I could take off and just leave her there.
Or I could just get rid of her.
Chapter Fifty-Seven
There was no light in the storage unit, so Rachel couldn’t be sure how much of Monday had been and gone. Surely someone in London would have missed her by now? The searing pain from the taser barbs and the spasms in her limbs had subsided, but she felt like the living dead. The floor of the crate was hard chipboard and she could only lie down with her legs curled up tight to her chest. Having her arms restrained behind her back had set up a burning pain between her shoulder blades. Her thirst was so severe it made her shake.
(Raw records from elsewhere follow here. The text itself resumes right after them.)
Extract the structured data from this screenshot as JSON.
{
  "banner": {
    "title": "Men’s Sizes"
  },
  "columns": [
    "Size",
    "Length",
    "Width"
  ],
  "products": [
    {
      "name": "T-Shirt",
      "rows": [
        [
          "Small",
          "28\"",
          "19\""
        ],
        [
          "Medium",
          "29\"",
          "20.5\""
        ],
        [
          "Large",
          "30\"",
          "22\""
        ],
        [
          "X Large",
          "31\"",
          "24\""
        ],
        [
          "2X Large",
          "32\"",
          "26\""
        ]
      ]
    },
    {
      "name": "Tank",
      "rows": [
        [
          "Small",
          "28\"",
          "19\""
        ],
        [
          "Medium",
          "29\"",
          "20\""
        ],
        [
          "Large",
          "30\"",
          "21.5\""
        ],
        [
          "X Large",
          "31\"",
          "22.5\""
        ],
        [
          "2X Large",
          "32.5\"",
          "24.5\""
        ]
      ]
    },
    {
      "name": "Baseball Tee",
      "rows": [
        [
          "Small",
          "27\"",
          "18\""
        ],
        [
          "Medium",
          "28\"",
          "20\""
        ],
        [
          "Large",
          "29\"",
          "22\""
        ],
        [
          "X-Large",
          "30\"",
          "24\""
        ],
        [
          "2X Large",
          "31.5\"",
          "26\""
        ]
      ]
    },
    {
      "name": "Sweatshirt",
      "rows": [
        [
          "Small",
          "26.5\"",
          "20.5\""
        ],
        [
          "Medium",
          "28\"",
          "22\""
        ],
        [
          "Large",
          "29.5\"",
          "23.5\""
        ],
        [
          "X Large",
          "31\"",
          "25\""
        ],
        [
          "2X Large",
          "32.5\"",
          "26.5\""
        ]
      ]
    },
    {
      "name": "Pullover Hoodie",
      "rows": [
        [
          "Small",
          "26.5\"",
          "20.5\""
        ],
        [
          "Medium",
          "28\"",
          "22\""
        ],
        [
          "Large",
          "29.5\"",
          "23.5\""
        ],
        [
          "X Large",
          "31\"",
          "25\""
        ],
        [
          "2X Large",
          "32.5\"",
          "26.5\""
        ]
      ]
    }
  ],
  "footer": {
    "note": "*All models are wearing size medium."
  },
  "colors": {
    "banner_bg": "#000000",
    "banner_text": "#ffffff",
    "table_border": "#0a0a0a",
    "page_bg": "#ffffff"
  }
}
She shuffled onto her knees, bent her head down and lapped water from the plastic dog bowl. Then she collapsed onto her side again and gave way to sobs. Rachel was not a crier, but now she cried so hard her whole body ached. No point trying to work out an escape route: there was none. At least in Harland’s apartment there had been the possibility someone would find her, but not here. She was done for.
After some time like this – it could have minutes or hours; she couldn’t tell – Harland unlocked the storage unit door.
‘Oh dear,’ she observed, ‘you are in a sorry state.’
‘How else would I be?’ Rachel croaked.
‘It’s your own fault you know. I was planning on letting you go. Eventually. You just needed to be patient a little longer.’
‘You have to let me go. Now.’ Rachel shouted the last word, although it came out as a strange rasping sound.